Que Bak necesitara hora y media para decir a Carl que había llegado muy tarde al caso Lynggaard y que no sabía un carajo era culpa del payaso. ¿Para qué coño tanto envoltorio?
Al menos consiguió el número de teléfono de Karen Mortensen, la asistenta social jubilada que había atendido a Uffe en Stevns. Y también el número de teléfono del inspector jefe Claes Damsgaard, que se hallaba al frente de la investigación de la Brigada Móvil entonces. Bak le dijo que ahora estaba en el distrito policial de Selandia Central y Occidental. ¿Por qué no decir sin más que el tipo estaba en Roskilde?

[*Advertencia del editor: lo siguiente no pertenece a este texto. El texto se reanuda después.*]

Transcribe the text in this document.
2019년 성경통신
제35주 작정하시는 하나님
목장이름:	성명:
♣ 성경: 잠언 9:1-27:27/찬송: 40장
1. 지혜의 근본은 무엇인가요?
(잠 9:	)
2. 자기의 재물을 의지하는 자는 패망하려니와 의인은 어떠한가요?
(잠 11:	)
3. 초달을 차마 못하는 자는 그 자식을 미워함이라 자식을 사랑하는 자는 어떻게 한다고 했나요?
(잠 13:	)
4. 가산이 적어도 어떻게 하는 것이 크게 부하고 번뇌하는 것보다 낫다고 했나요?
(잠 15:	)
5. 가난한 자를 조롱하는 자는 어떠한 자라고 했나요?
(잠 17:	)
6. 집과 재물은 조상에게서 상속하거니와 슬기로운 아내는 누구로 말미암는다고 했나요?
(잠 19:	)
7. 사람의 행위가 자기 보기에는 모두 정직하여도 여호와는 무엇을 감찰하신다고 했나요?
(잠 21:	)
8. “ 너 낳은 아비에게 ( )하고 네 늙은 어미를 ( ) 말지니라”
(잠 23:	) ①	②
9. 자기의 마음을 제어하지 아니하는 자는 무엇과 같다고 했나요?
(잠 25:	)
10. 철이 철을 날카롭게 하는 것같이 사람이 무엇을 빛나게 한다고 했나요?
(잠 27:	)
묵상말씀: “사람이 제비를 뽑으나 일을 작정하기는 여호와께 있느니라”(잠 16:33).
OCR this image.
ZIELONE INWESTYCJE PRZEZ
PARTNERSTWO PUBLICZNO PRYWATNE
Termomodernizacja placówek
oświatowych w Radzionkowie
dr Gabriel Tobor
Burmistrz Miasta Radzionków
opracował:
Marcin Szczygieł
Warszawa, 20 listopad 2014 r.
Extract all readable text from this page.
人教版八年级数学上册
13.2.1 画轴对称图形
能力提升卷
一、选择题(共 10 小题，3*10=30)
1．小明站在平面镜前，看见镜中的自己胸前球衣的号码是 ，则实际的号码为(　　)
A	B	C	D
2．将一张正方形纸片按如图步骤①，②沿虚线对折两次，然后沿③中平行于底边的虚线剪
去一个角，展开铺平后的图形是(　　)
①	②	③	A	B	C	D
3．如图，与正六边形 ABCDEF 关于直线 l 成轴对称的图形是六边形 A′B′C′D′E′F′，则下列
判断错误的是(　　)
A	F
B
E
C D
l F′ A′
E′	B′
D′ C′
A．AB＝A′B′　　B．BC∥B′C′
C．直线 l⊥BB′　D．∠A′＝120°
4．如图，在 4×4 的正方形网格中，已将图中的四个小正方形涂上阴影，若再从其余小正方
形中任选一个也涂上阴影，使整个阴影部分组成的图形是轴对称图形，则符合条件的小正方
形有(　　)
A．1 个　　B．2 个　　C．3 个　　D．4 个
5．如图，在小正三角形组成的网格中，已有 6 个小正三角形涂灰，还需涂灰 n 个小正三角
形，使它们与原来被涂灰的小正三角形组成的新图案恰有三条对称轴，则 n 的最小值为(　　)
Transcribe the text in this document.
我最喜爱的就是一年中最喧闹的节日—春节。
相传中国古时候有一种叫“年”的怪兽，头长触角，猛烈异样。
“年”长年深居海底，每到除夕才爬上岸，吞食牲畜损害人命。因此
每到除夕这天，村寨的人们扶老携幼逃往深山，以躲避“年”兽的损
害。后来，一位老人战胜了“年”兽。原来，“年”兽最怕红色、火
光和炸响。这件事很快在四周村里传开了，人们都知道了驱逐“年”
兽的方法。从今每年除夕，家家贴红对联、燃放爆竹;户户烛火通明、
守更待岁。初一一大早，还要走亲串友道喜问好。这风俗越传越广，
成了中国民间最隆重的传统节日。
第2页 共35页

Por cierto, el otro jefe del grupo que llevó a cabo la investigación había muerto. Sólo aguantó dos años tras jubilarse. Esa era la realidad en torno a la esperanza de vida de los policías jubilados en Dinamarca.
Como para el Libro Guinness de los récords.
El inspector jefe Claes Damsgaard era completamente diferente a Bak. Amable, solícito, interesado. Sí, había oído hablar del Departamento Q y sí, sabía bien quién era Carl Mørck. ¿No era el que había resuelto el caso de la chica ahogada en Femoren y aquella cabronada de asesinato en el barrio del noroeste en el que arrojaron por la ventana a una mujer mayor? Sí, conocía de oídas a Carl Mørck. Los méritos de los buenos policías no había que pasarlos por alto. Por supuesto que sería bienvenido en Roskilde para recibir información. El caso Lynggaard era un asunto lamentable, por lo que, si podía ayudar, Carl no tenía más que decirlo.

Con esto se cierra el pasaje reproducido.